DALLAS — The New Mexico Legislature has approved a $5.6 billion budget in a special session that balances spending with the largest tax increase in more than 20 years while cutting spending by $100 million.

The session also authorized bond issues that failed to win approval in the regular session in January.

In Gov. Bill Richardson’s last year in office, lawmakers answered his call by approving taxes to raise more than $200 million. Included in the tax hike is a one-eighth-cent increase in the state’s 5% gross receipts tax on goods and services. The budget bill also reinstates a 2% tax on food. Taxes on cigarettes were set to soar 75 cents per pack under a Senate provision under consideration yesterday.

The special session, which opened Monday, is expected to end today.

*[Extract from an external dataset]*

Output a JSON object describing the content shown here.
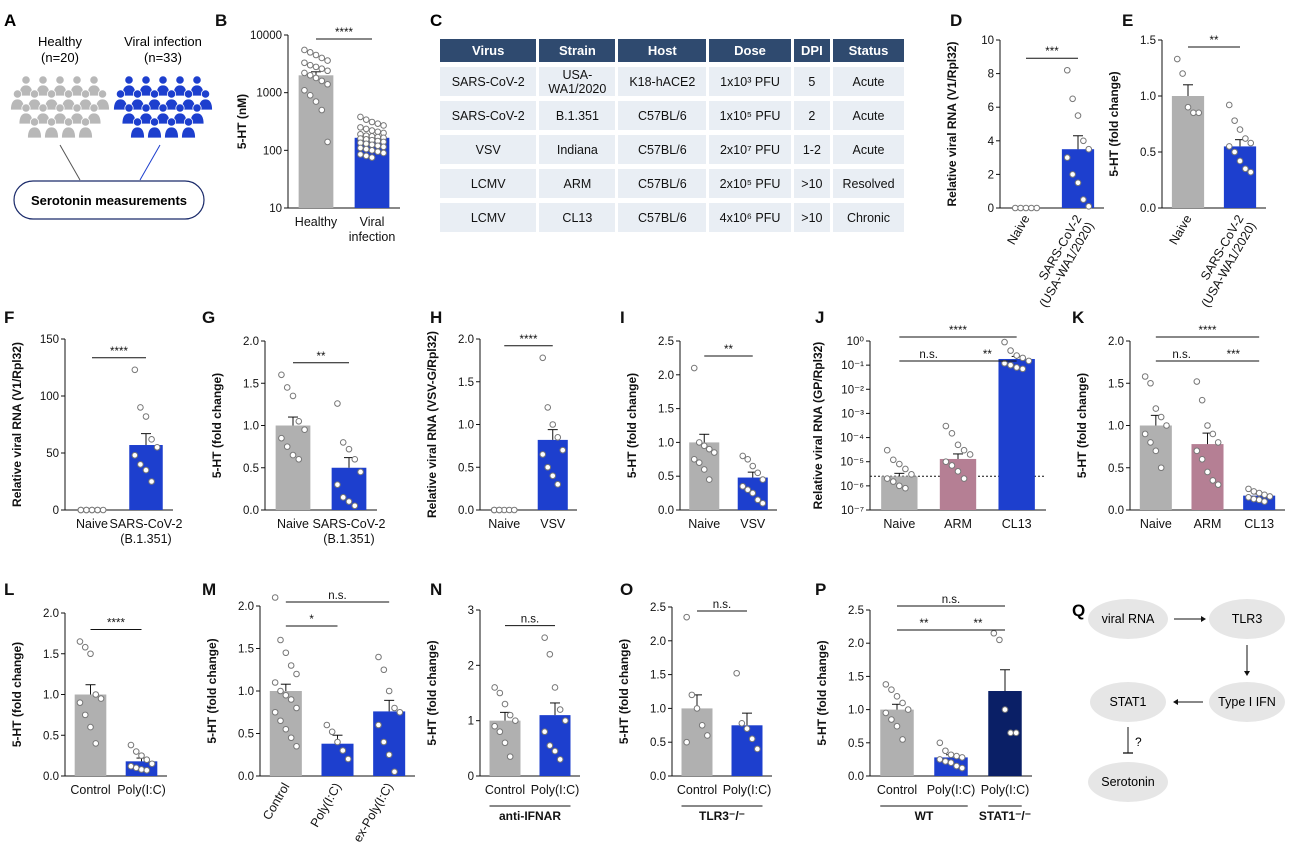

Raising taxes and cutting education spending proved a tough challenge in an election year.  The Republican minority opposed the tax increases, but the measure passed the Senate on a 26-to-14 vote and a tally of 38 to 28 in the House.

House Speaker Ben Luján, D-Santa Fe, said tax increases were necessary to prevent damaging cuts in government services.

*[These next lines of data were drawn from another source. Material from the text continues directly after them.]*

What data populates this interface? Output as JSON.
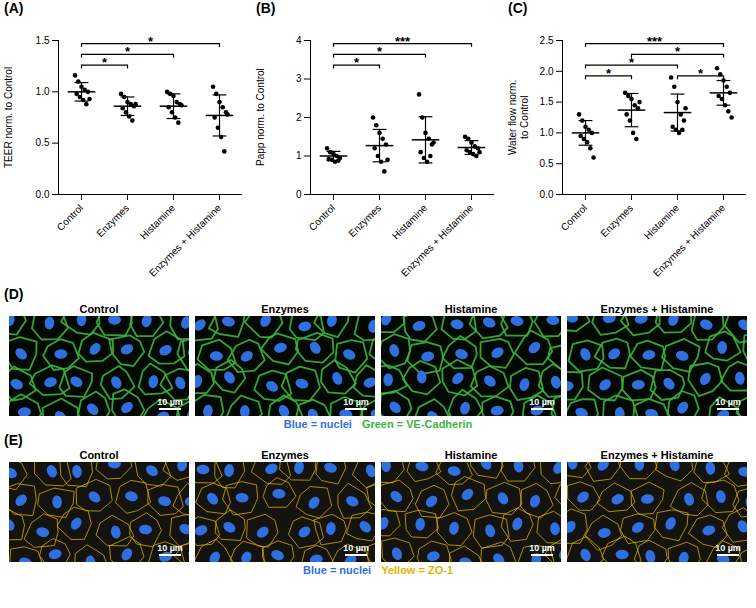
{
  "chart_data": [
    {
      "panel": "(A)",
      "type": "scatter",
      "ylabel": "TEER norm. to Control",
      "categories": [
        "Control",
        "Enzymes",
        "Histamine",
        "Enzymes + Histamine"
      ],
      "points": [
        [
          1.16,
          1.1,
          1.05,
          1.02,
          1.0,
          0.98,
          0.95,
          0.92,
          0.88,
          0.93
        ],
        [
          0.98,
          0.95,
          0.9,
          0.88,
          0.86,
          0.84,
          0.8,
          0.76,
          0.72,
          0.88
        ],
        [
          1.0,
          0.98,
          0.96,
          0.9,
          0.88,
          0.85,
          0.8,
          0.75,
          0.7,
          0.87
        ],
        [
          1.05,
          0.98,
          0.9,
          0.85,
          0.8,
          0.75,
          0.65,
          0.56,
          0.42,
          0.78
        ]
      ],
      "mean": [
        1.0,
        0.86,
        0.86,
        0.77
      ],
      "sd": [
        0.09,
        0.09,
        0.12,
        0.2
      ],
      "color": "#000000",
      "ylim": [
        0,
        1.5
      ],
      "yticks": [
        {
          "value": 0,
          "label": "0.0"
        },
        {
          "value": 0.5,
          "label": "0.5"
        },
        {
          "value": 1,
          "label": "1.0"
        },
        {
          "value": 1.5,
          "label": "1.5"
        }
      ],
      "significance": [
        {
          "from": "Control",
          "to": "Enzymes",
          "label": "*"
        },
        {
          "from": "Control",
          "to": "Histamine",
          "label": "*"
        },
        {
          "from": "Control",
          "to": "Enzymes + Histamine",
          "label": "*"
        }
      ]
    },
    {
      "panel": "(B)",
      "type": "scatter",
      "ylabel": "Papp norm. to Control",
      "categories": [
        "Control",
        "Enzymes",
        "Histamine",
        "Enzymes + Histamine"
      ],
      "points": [
        [
          1.2,
          1.1,
          1.05,
          1.0,
          0.95,
          0.92,
          0.9,
          0.85,
          0.88
        ],
        [
          2.0,
          1.8,
          1.6,
          1.45,
          1.3,
          1.2,
          1.0,
          0.85,
          0.6,
          0.9
        ],
        [
          2.6,
          2.0,
          1.6,
          1.45,
          1.3,
          1.1,
          0.95,
          0.85,
          1.0,
          1.35
        ],
        [
          1.5,
          1.45,
          1.35,
          1.25,
          1.2,
          1.15,
          1.1,
          1.05,
          1.0,
          1.1
        ]
      ],
      "mean": [
        1.0,
        1.27,
        1.42,
        1.22
      ],
      "sd": [
        0.12,
        0.42,
        0.6,
        0.18
      ],
      "color": "#000000",
      "ylim": [
        0,
        4
      ],
      "yticks": [
        0,
        1,
        2,
        3,
        4
      ],
      "significance": [
        {
          "from": "Control",
          "to": "Enzymes",
          "label": "*"
        },
        {
          "from": "Control",
          "to": "Histamine",
          "label": "*"
        },
        {
          "from": "Control",
          "to": "Enzymes + Histamine",
          "label": "***"
        }
      ]
    },
    {
      "panel": "(C)",
      "type": "scatter",
      "ylabel": "Water flow norm. to Control",
      "categories": [
        "Control",
        "Enzymes",
        "Histamine",
        "Enzymes + Histamine"
      ],
      "points": [
        [
          1.3,
          1.2,
          1.1,
          1.05,
          1.0,
          0.95,
          0.9,
          0.85,
          0.75,
          0.6
        ],
        [
          1.65,
          1.6,
          1.55,
          1.45,
          1.4,
          1.3,
          1.2,
          1.0,
          0.9,
          1.5
        ],
        [
          1.9,
          1.75,
          1.5,
          1.3,
          1.2,
          1.1,
          1.05,
          1.0,
          1.05,
          1.4
        ],
        [
          2.05,
          1.95,
          1.85,
          1.75,
          1.65,
          1.6,
          1.55,
          1.45,
          1.35,
          1.25
        ]
      ],
      "mean": [
        1.0,
        1.37,
        1.33,
        1.65
      ],
      "sd": [
        0.2,
        0.27,
        0.3,
        0.2
      ],
      "color": "#000000",
      "ylim": [
        0,
        2.5
      ],
      "yticks": [
        {
          "value": 0,
          "label": "0.0"
        },
        {
          "value": 0.5,
          "label": "0.5"
        },
        {
          "value": 1,
          "label": "1.0"
        },
        {
          "value": 1.5,
          "label": "1.5"
        },
        {
          "value": 2,
          "label": "2.0"
        },
        {
          "value": 2.5,
          "label": "2.5"
        }
      ],
      "significance": [
        {
          "from": "Control",
          "to": "Enzymes",
          "label": "*"
        },
        {
          "from": "Histamine",
          "to": "Enzymes + Histamine",
          "label": "*"
        },
        {
          "from": "Control",
          "to": "Histamine",
          "label": "*"
        },
        {
          "from": "Enzymes",
          "to": "Enzymes + Histamine",
          "label": "*"
        },
        {
          "from": "Control",
          "to": "Enzymes + Histamine",
          "label": "***"
        }
      ]
    }
  ],
  "images": [
    {
      "panel": "(D)",
      "titles": [
        "Control",
        "Enzymes",
        "Histamine",
        "Enzymes + Histamine"
      ],
      "scale_bar": "10 µm",
      "legend": [
        {
          "text": "Blue = nuclei",
          "color": "#2f6fe0"
        },
        {
          "text": "Green = VE-Cadherin",
          "color": "#3cb43c"
        }
      ]
    },
    {
      "panel": "(E)",
      "titles": [
        "Control",
        "Enzymes",
        "Histamine",
        "Enzymes + Histamine"
      ],
      "scale_bar": "10 µm",
      "legend": [
        {
          "text": "Blue = nuclei",
          "color": "#2f6fe0"
        },
        {
          "text": "Yellow = ZO-1",
          "color": "#e0b400"
        }
      ]
    }
  ]
}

Other measures in Richardson’s call included the issuance of severance tax and general obligation bonds for state infrastructure.

Rep. Al Park, D-Albuquerque, said he reluctantly voted for the unpopular food tax as a compromise to resolve budget problems. Legislators in neighboring Arizona, whose budget problems are more severe, recently approved a food tax as a way to reduce its shortfall.

Not since 1986 has the state approved such a large tax increase, according to the Legislative Budget Council. In that year, gross receipts and other taxes were raised by $150 million — representing nearly 11% of the state budget then. The proposed tax increases of more than $230 million in the new budget equal more than 4% of state outlays. The new taxes come on top of nearly $16 million in tax increases approved during the January regular session.

New Mexico’s general obligation ratings of AA from Standard & Poor’s and Fitch Ratings and Aa2 from Moody’s Investors Service remain stable, despite the budget crunch. 

“The state’s capital management process allocates limited bonding capacity effectively, thereby reducing pressure to fully leverage pledged revenues, and debt management policies are conservative,” according to Moody’s analysis in advance of last year’s sale of severance tax bonds.

“The stable outlook reflects our expectation that despite the state’s forecast of declining revenues and additional bond plans, severance tax collections will continue to provide strong debt service coverage in the bonds’ relatively short 11-year life,” Standard & Poor’s analysts noted. “The outlook also reflects our expectation that natural gas and oil reserves will continue to be replenished to maintain sufficient production over the bonds’ life.”